MU is concurrently and prospectively associated with increased odds of SMP in the adolescent sample and in the young adult sample. Findings imply that prevention/intervention on HIV risk behaviors may benefit from MU reduction not only in LGB adolescents but also in young adults.

Keywords

Marijuana useSex with multiple partnersLesbianGayBisexual youth

Background

Lesbian, Gay, and Bisexual (LGB) youth are at risk for some health conditions. For example, 80% of youth aged 13–24 with a new HIV diagnosis in 2014 were males who self-identified gay or bisexual [1]. Also, lesbian and bisexual girls are more likely to report unintended pregnancy compared with their heterosexual peers [2]. Higher risks of STIs, including HIV, among homo/bisexual males and unintended pregnancy rate among lesbian and bisexual females may be related to unprotected or risky sexual behaviors such as sex with multiple partners (SMP). Compared to heterosexual youth (11.1%), a higher proportion of LGB 9th-12th graders reported having 4+ lifetime sexual partners (gay/lesbian: 29.9%; bisexual: 28.2%) [3]. To decrease risk of SMP among LGB youth, identifying risk factors to inform prevention is critical.
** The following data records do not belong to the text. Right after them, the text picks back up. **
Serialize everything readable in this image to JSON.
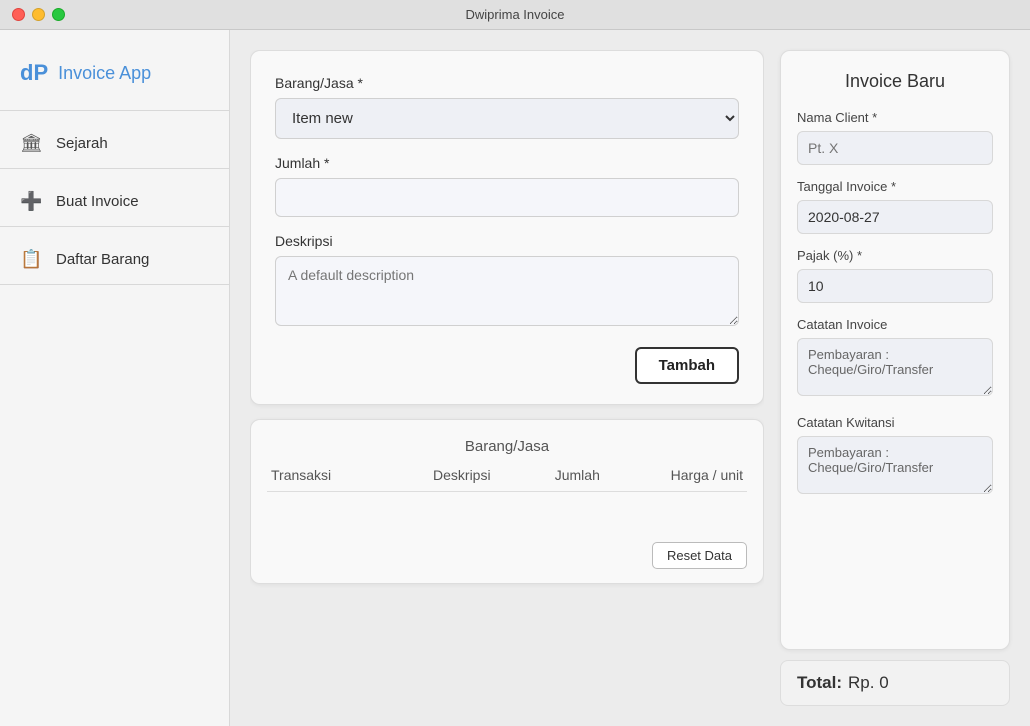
{
  "titlebar": {
    "title": "Dwiprima Invoice"
  },
  "sidebar": {
    "brand_logo": "dP",
    "brand_name": "Invoice App",
    "items": [
      {
        "id": "sejarah",
        "label": "Sejarah",
        "icon": "🏛"
      },
      {
        "id": "buat-invoice",
        "label": "Buat Invoice",
        "icon": "➕"
      },
      {
        "id": "daftar-barang",
        "label": "Daftar Barang",
        "icon": "📋"
      }
    ]
  },
  "form": {
    "barang_jasa_label": "Barang/Jasa *",
    "barang_jasa_value": "Item new",
    "jumlah_label": "Jumlah *",
    "jumlah_value": "",
    "deskripsi_label": "Deskripsi",
    "deskripsi_placeholder": "A default description",
    "tambah_btn": "Tambah"
  },
  "table": {
    "title": "Barang/Jasa",
    "headers": {
      "transaksi": "Transaksi",
      "deskripsi": "Deskripsi",
      "jumlah": "Jumlah",
      "harga_unit": "Harga / unit"
    },
    "reset_btn": "Reset Data"
  },
  "invoice": {
    "title": "Invoice Baru",
    "nama_client_label": "Nama Client *",
    "nama_client_placeholder": "Pt. X",
    "tanggal_label": "Tanggal Invoice *",
    "tanggal_value": "2020-08-27",
    "pajak_label": "Pajak (%) *",
    "pajak_value": "10",
    "catatan_invoice_label": "Catatan Invoice",
    "catatan_invoice_value": "Pembayaran :\nCheque/Giro/Transfer",
    "catatan_kwitansi_label": "Catatan Kwitansi",
    "catatan_kwitansi_value": "Pembayaran :\nCheque/Giro/Transfer",
    "total_label": "Total:",
    "total_value": "Rp. 0"
  }
}
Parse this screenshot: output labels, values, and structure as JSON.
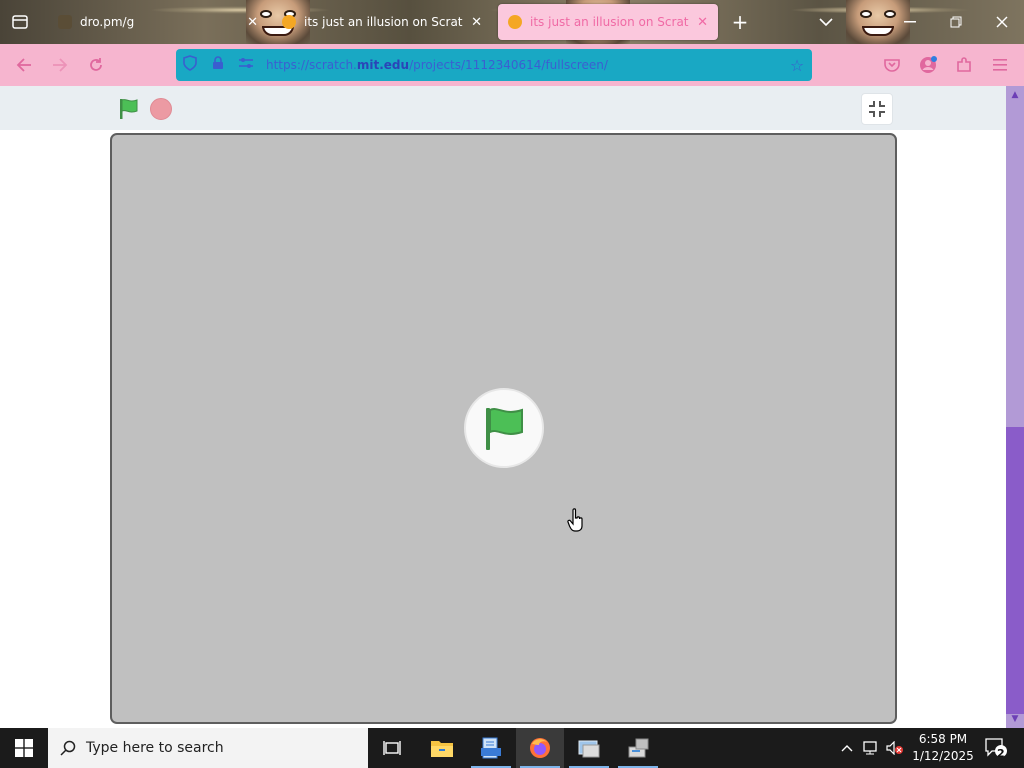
{
  "browser": {
    "tabs": [
      {
        "title": "dro.pm/g",
        "active": false
      },
      {
        "title": "its just an illusion on Scratch",
        "active": false
      },
      {
        "title": "its just an illusion on Scratch",
        "active": true
      }
    ],
    "new_tab_symbol": "+",
    "url": {
      "prefix": "https://scratch.",
      "domain": "mit.edu",
      "path": "/projects/1112340614/fullscreen/"
    }
  },
  "taskbar": {
    "search_placeholder": "Type here to search",
    "clock_time": "6:58 PM",
    "clock_date": "1/12/2025",
    "notification_count": "2"
  },
  "colors": {
    "tab_active_bg": "#fbc8dd",
    "toolbar_bg": "#f6b5cf",
    "urlbar_bg": "#19a8c4",
    "stage_bg": "#c0c0c0",
    "green_flag": "#4cbf56",
    "stop": "#ec9aa3"
  }
}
MU and SMP may co-occur among LGB youth. Similar to SMP, LGB youth are at risk for MU. National survey data showed that 34.5% gay/lesbian and 36.8% of bisexual 9th-12th graders reported current MU compared with 21.8% heterosexual students [1]. Further, compared to heterosexual youth, LGB youth not only had higher initial rates of substance use including use of marijuana, but the substance use prevalence also increased more rapidly during transition from adolescence to young adulthood [4]. Also, a number of studies have documented positive associations between MU and SMP among the general samples without differentiating sexual orientations [5]; further, the strength of the associations has been found to be stronger among adolescents than young adults [6]. Past studies on LGB population have focused mainly on examining associations of alcohol or club drugs use with unprotected sexual behaviors among adult homo/bisexual men [7]. However, the temporal association between MU and SMP among LGB youth is unclear. To date, many states in the United States have legalized marijuana for medical use, with some for recreational use. Legalization of MU may increase marijuana availability, which raises concerns about MU and its related problems [8]. Given high prevalence of MU [3], it is critical to understanding the relationship between MU and SMP in this young population. This study examines concurrent and prospective associations between past-year MU and SMP among LGB youth. We also examine whether the concurrent association is moderated by age group. We examine two hypotheses: 1) MU is positively associated with SMP in LGB youth; 2) the strength of the associations is stronger in adolescence than young adulthood.

Methods

Data source

Data were from four waves’ public-use Add Health datasets (N = 3342). Add Health was a longitudinal study of a national sample of 7th-12th graders during 1994–1995 academic years [9]. From September 1994 to April 1995, over 90,000 students from 132 schools (80 high schools and 52 middle schools) completed in-school questionnaires; and then the eligible students participated in-home interview (Wave 1, N = 20,745, age = 11–21, 79% of response rate). In 1996, students in grades 7–11 at Wave 1 were followed up for the second in-home interview (Wave 2; N = 14,738, age = 11–21, 88.6% of response rate). Two other in-home interviews were followed between August 2001 and April 2002 (Wave 3; N = 15,170, age = 18–26, 77.4% response rate), and during 2008–2009 (Wave 4; N = 15,701, age = 24–32, 80.3% response rate). Through in-home interviews, longitudinal survey data on the social, economic, psychological, and health circumstances were obtained, with Wave 1–2 constituting the adolescence period and Wave 3–4 focusing on the emerging and young adulthood [10]. Audio-CASI technology (audio-computer assisted self-interview) was used for sensitive health status and behavioral health-related questions to enhance the quality of self-reporting of sensitive and illegal information [10]. Study designs and procedures were described in detail in [10].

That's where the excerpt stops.